Protected area in Western Australia, Australia

The Ngururrpa Indigenous Protected Area (Ngururrpa IPA), covering an area of 29,000 km2 in the far eastern area of the Pilbara region, in the Great Sandy Desert of Western Australia, was declared in October 2020. It includes all of the land included in the Ngururrpa native title area, as determined in 2007.

==Background==
Peoples of the Walmajarri, Wangkatjunga, Ngarti and Kukatja language groups have called their country Ngururrpa, meaning "our country in the middle", and they are recognised as the traditional owners of the area; the IPA comprises the whole of the Ngururrpa native title determination made in 2007. The people lived a traditional lifestyle in the area until around the 1950s. Some elders remember seeing white people for the first time. They were left alone more than some of the surrounding groups, owing to the type of land offering poor grazing for European livestock, and there are no mines in the area. This also means that today there are no mining or pastoral jobs, and few opportunities for job creation in the area. The formation of the IPA has created jobs as rangers.

A ceremony was held in May 2021 to celebrate the designation of the land as an IPA, at the same spot where native title was officially proclaimed.

==Location and landscape==
The 29,000 km2 of land lies in the far eastern area of the Pilbara region, in the Great Sandy Desert. The nearest community is Balgo. There are no permanent residents in the area, which includes a few outstations, only accessible by four-wheel-drive vehicles.

The land includes vast sandplains and dunefields as well as mountain ranges and mesas, ephemeral lakes, claypans and seasonal swamps. Increased cultural burning practices are expected to improve the environment for its flora and fauna.

==Flora and fauna==

The sandy plains support some shrubby varieties of acacia and spinifex, while Acacia hilliana is found on lateritic areas. Bush tucker includes the bush potato.

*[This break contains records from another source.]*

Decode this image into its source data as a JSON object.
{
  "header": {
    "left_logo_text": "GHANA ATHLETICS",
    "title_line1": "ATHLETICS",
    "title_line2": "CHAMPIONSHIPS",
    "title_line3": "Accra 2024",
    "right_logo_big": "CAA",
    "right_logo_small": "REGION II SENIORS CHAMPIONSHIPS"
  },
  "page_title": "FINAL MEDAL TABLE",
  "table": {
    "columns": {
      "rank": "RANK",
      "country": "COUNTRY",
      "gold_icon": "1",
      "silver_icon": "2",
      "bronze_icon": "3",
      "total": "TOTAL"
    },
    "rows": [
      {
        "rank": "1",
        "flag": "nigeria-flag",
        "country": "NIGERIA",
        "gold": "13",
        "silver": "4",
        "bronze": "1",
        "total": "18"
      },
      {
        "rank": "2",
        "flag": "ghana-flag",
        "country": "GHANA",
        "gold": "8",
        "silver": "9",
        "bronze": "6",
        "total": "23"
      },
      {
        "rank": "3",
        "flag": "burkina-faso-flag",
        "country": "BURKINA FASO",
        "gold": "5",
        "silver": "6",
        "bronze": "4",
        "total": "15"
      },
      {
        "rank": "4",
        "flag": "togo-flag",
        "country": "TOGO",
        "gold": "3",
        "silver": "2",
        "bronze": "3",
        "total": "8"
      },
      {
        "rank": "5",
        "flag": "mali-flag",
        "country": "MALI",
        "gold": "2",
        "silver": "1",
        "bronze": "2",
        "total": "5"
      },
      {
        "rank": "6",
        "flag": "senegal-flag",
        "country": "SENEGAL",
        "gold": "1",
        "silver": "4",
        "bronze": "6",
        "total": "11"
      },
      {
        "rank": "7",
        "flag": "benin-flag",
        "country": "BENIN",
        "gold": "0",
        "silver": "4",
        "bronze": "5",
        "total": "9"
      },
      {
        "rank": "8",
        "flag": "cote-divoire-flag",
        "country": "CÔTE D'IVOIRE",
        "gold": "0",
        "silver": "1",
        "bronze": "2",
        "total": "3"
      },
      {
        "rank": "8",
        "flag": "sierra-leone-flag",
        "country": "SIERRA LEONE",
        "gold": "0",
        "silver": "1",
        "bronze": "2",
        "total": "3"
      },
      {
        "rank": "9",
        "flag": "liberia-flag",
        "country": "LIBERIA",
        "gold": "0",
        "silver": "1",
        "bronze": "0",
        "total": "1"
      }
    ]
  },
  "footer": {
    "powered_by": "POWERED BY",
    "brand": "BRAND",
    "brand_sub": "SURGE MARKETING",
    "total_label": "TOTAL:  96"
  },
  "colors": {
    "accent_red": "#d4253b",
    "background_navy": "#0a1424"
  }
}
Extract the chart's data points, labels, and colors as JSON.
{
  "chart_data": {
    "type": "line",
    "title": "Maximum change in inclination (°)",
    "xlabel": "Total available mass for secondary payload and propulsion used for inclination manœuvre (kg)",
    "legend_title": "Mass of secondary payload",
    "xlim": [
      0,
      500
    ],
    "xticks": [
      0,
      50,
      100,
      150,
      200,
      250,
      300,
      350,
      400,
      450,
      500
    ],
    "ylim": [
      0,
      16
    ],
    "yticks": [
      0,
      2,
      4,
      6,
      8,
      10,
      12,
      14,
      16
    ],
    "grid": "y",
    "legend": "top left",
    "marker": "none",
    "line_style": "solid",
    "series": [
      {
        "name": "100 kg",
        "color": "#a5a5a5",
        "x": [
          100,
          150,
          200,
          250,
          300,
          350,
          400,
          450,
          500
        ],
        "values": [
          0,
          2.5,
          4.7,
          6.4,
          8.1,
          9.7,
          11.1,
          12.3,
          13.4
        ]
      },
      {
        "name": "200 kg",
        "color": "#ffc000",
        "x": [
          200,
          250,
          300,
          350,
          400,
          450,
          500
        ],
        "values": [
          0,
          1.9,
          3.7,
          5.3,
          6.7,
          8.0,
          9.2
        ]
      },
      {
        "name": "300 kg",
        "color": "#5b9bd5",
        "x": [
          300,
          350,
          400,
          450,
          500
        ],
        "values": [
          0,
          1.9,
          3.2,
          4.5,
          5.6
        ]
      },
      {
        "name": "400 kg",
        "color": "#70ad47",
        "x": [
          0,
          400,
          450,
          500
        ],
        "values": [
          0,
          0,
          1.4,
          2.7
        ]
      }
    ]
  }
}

Threatened species of fauna include the bilby (Macrotis lagotis), great desert skink (Egernia kintorei), marsupial mole (Notoryctes sp.) and brush-tailed mulgara. The critically endangered species, the night parrot, also inhabits the area.

==Heritage==

Some of the earliest evidence of human occupation on the continent exists in Ngururrpa. The ancient creeks flowing eastwards into the swamps provide for good hunting and foraging, and there were plentiful sources of wood for shelter and tools. Rock engravings estimated at around 12,000 years exist within the IPA. Ngururrpa rangers continue to use Tjukurrpa to care for country.

The creation of the IPA ensures that sufficient funding is provided to protect both the cultural and environmental heritage of the area.